Logitech Crayon, işaretlemeyi, vurgulama hareketlerini, not almayı ve çizim yapmayı kolaylaştıran, ultra duyarlı ve hassas Apple Pencil teknolojisiyle çalışıyor. Normal bir kalem gibi Crayon’un eğimini dinamik olarak algılayan akıllı ucu, kalın ve ince çizgilerin kolayca çizilmesini sağlıyor.

Tam şarjla 7 saate kadar aktif yazma süresi sunan Logitech Crayon, üzerindeki tuşa basılıp açıldığında, bir daha eşleştirmeye gerek kalmadan iPad'e anında bağlanabiliyor.

Yaratıcılık ve öğrenmeyi mekândan bağımsız hale getiren kalem, küçük ellerle bile rahat tutulabilen tasarımıyla öne çıkıyor.

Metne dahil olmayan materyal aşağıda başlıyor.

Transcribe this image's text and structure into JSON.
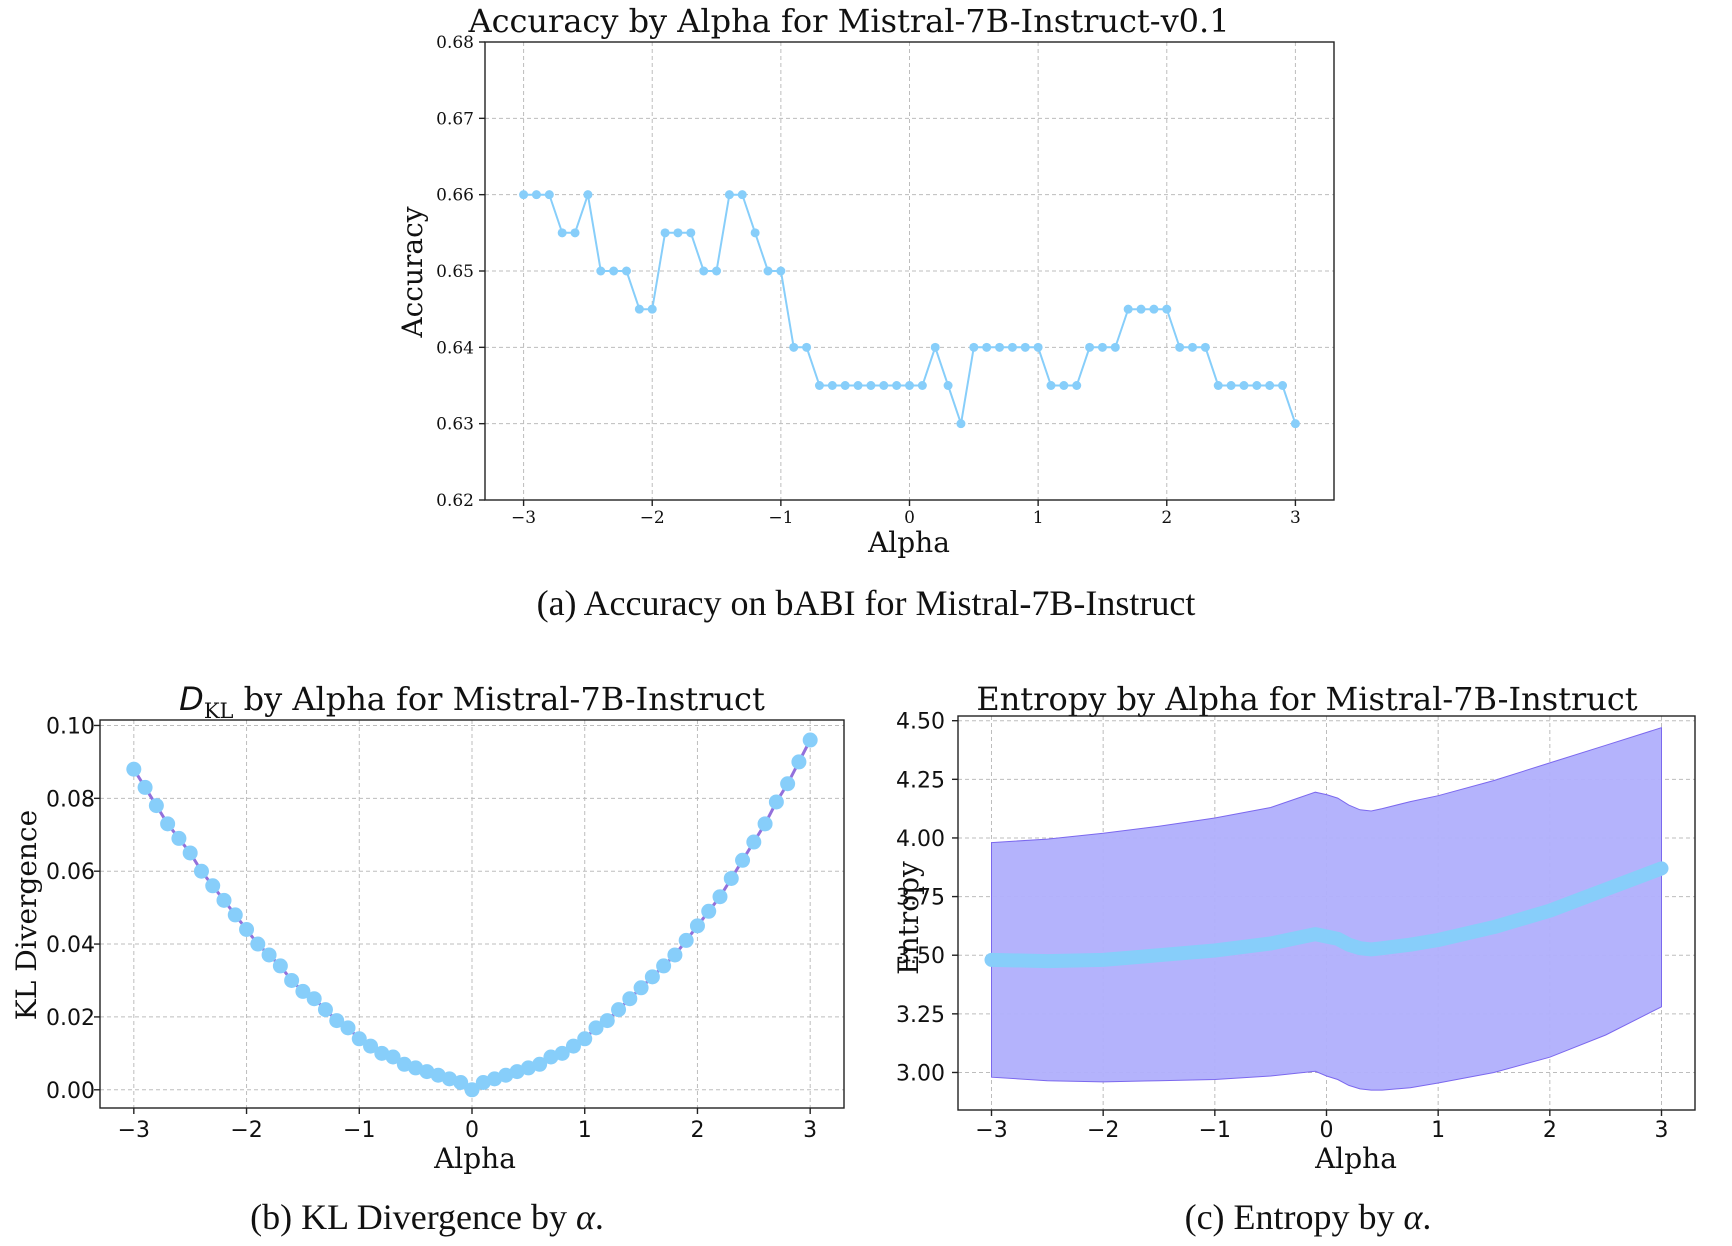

Yuvarlanmayı önlemek için tasarlanan kolay tutulabilen düz bir yüzeye sahip ürün, konulduğu yüzeyde sabit kalarak çalışmayı ve odaklanmayı kolaylaştırıyor.

Dayanıklı tasarımıyla 1.20 metreden düşmelere karşı dayanıklı olan Crayon, kauçuk arka kapağı sayesinde ters kullanım sonucu ekranın çizilmesini engelliyor.

Kullanımı kalem ve kâğıt kadar kolay olan Logitech Crayon, Bluetooth  eşleştirmesine gerek olmadan çalışıyor.